Can I pool monthly CPS data into years to look at share of population by educational attainment level?

I’m trying to compute simple % shares of each occupation (at as detailed a level as possible) by five educational attainment categories for the entire nation, for each year going back several decades. E.g. I’d like to know that 94% of Financial managers had a BA or more in 1989, 3% had an associate’s degree, 1% had a high school diploma, etc. (I made up these numbers.) Then repeat for 1990, 1991, up till 2013.

I’ve seen this analysis done before using the March Supplement at a broad occupational classification level (22 occupations), but I am wondering if I could do this for more detailed occupations (100+ occupations). My question is how I might be able to increase the sample size to make these calculations. Would it be methodologically sound to use the monthly CPS data and pool cases in each month into their respective years?
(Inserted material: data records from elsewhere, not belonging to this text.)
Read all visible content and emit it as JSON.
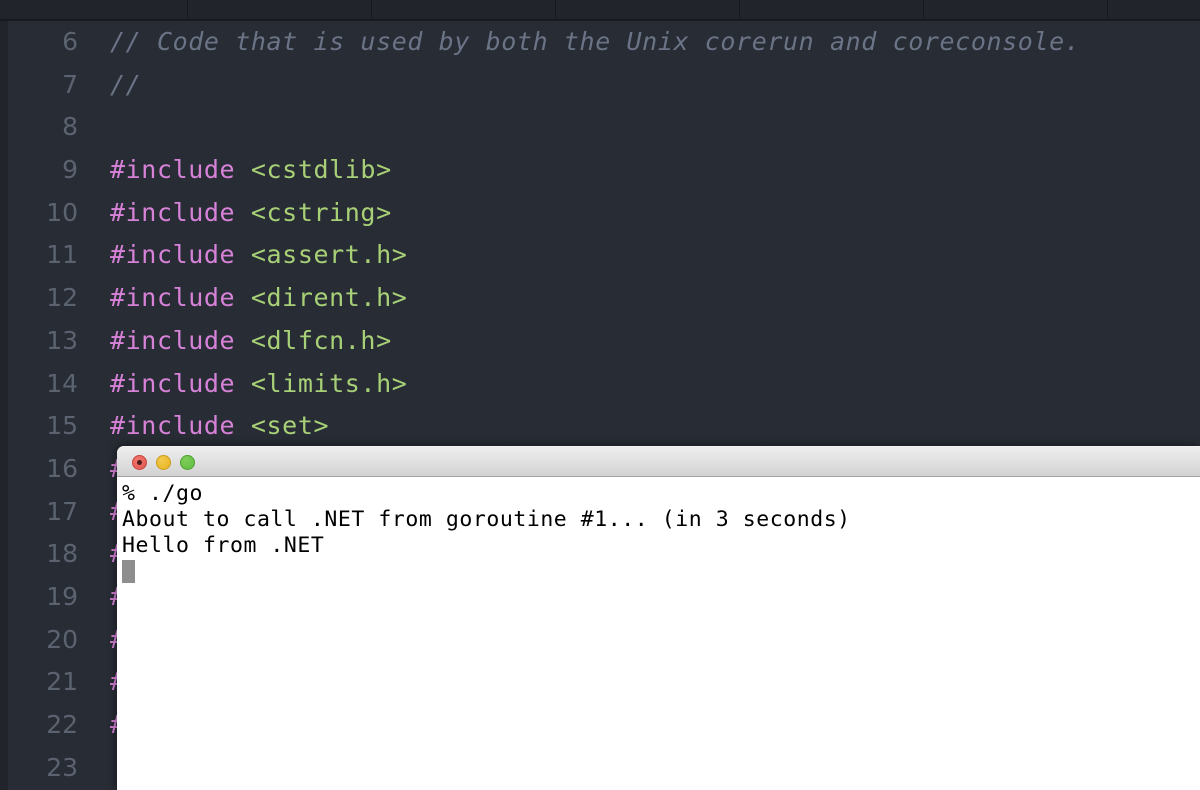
{
  "window": {
    "app": "code-editor-with-terminal-overlay"
  },
  "tab_bar": {
    "tab_count": 7,
    "tabs": [
      {
        "label": ""
      },
      {
        "label": ""
      },
      {
        "label": ""
      },
      {
        "label": ""
      },
      {
        "label": ""
      },
      {
        "label": ""
      },
      {
        "label": ""
      }
    ]
  },
  "editor": {
    "language": "cpp",
    "colors": {
      "background": "#282c34",
      "gutter_text": "#5c6370",
      "comment": "#6b7486",
      "preprocessor": "#d782d9",
      "string_include": "#a8d177",
      "tab_bar_background": "#21252b"
    },
    "lines": [
      {
        "number": "6",
        "segments": [
          {
            "text": "// Code that is used by both the Unix corerun and coreconsole.",
            "token": "comment"
          }
        ]
      },
      {
        "number": "7",
        "segments": [
          {
            "text": "//",
            "token": "comment"
          }
        ]
      },
      {
        "number": "8",
        "segments": [
          {
            "text": "",
            "token": "plain"
          }
        ]
      },
      {
        "number": "9",
        "segments": [
          {
            "text": "#include ",
            "token": "pre"
          },
          {
            "text": "<cstdlib>",
            "token": "str"
          }
        ]
      },
      {
        "number": "10",
        "segments": [
          {
            "text": "#include ",
            "token": "pre"
          },
          {
            "text": "<cstring>",
            "token": "str"
          }
        ]
      },
      {
        "number": "11",
        "segments": [
          {
            "text": "#include ",
            "token": "pre"
          },
          {
            "text": "<assert.h>",
            "token": "str"
          }
        ]
      },
      {
        "number": "12",
        "segments": [
          {
            "text": "#include ",
            "token": "pre"
          },
          {
            "text": "<dirent.h>",
            "token": "str"
          }
        ]
      },
      {
        "number": "13",
        "segments": [
          {
            "text": "#include ",
            "token": "pre"
          },
          {
            "text": "<dlfcn.h>",
            "token": "str"
          }
        ]
      },
      {
        "number": "14",
        "segments": [
          {
            "text": "#include ",
            "token": "pre"
          },
          {
            "text": "<limits.h>",
            "token": "str"
          }
        ]
      },
      {
        "number": "15",
        "segments": [
          {
            "text": "#include ",
            "token": "pre"
          },
          {
            "text": "<set>",
            "token": "str"
          }
        ]
      },
      {
        "number": "16",
        "segments": [
          {
            "text": "#",
            "token": "pre"
          }
        ]
      },
      {
        "number": "17",
        "segments": [
          {
            "text": "#",
            "token": "pre"
          }
        ]
      },
      {
        "number": "18",
        "segments": [
          {
            "text": "#",
            "token": "pre"
          }
        ]
      },
      {
        "number": "19",
        "segments": [
          {
            "text": "#",
            "token": "pre"
          }
        ]
      },
      {
        "number": "20",
        "segments": [
          {
            "text": "#",
            "token": "pre"
          }
        ]
      },
      {
        "number": "21",
        "segments": [
          {
            "text": "#",
            "token": "pre"
          }
        ]
      },
      {
        "number": "22",
        "segments": [
          {
            "text": "#",
            "token": "pre"
          }
        ]
      },
      {
        "number": "23",
        "segments": [
          {
            "text": "",
            "token": "plain"
          }
        ]
      }
    ]
  },
  "terminal": {
    "title": "",
    "traffic_lights": {
      "close": {
        "name": "close-button",
        "color": "#e05a52"
      },
      "minimize": {
        "name": "minimize-button",
        "color": "#e8b420"
      },
      "maximize": {
        "name": "maximize-button",
        "color": "#5fbd3e"
      }
    },
    "output": [
      "% ./go",
      "About to call .NET from goroutine #1... (in 3 seconds)",
      "Hello from .NET"
    ],
    "cursor": "block",
    "colors": {
      "background": "#ffffff",
      "text": "#000000",
      "cursor": "#8e8e8e",
      "titlebar_top": "#ededed",
      "titlebar_bottom": "#d2d2d2"
    }
  }
}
If this is plausible, general approach, there are a few considerations I’d like to ask about

  • Will I need to account for rotation groups, e.g. do I need to run the analysis on households where MISH = 4 and/or MISH = 8? This would reduce the case count, so if it’s not necessary for this purpose it would be great to use all rotation groups, but I’m unsure whether this would lead to large distortions.
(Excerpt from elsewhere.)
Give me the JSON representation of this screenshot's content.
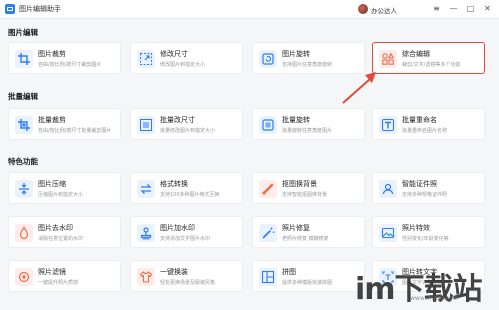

  • Can I still use the WTFINL weighting variable to calculate these % shares if I pool monthly data (and if I select only one or two rotation groups)?

  • I understand the records in each month of the monthly CPS data sum to the entire population of the US (after weighting). If I were to pool the monthly cases, I’d then get 12 times the population of the US in each year. But if my aim is simply to calculate the share of workers in a particular occupation that has, say, a Bachelor’s degree, do I need to be concerned about the underlying population count in this case? (i.e. 50 out of 100 gives the same proportion as 100 out of 200, or are there methodological issues that I’m missing?)

Thanks very much for your help!

Generally speaking, that is a sound method; however, you will need to consider the issue of repeated households. I suggest reading this discussion for more information on pooling CPS data. First, I recommend running your analysis with and without repeated households (e.g. limiting to MISH=1). Then, you can compare your results to see if the repeated households are biasing your estimates.

As for the correct weight to use, you will still want to use WTFINL for non-supplement data and WTSUPP for supplement data (e.g. ASEC samples).

The different population estimates do matter within years. Since you are calculating percentages per year, you should sum the weighted counts across months to get a weighted annual percentage. Based on your example, a month in 2012 with 50 doctors out of 100 total people should receive less weight in the 2012 annual percentage of doctors than a month with 100 doctors out of 200 total people. However, weighted counts do not matter across years (e.g. 2013 vs. 2012), since you are comparing percentages.

Hope this helps.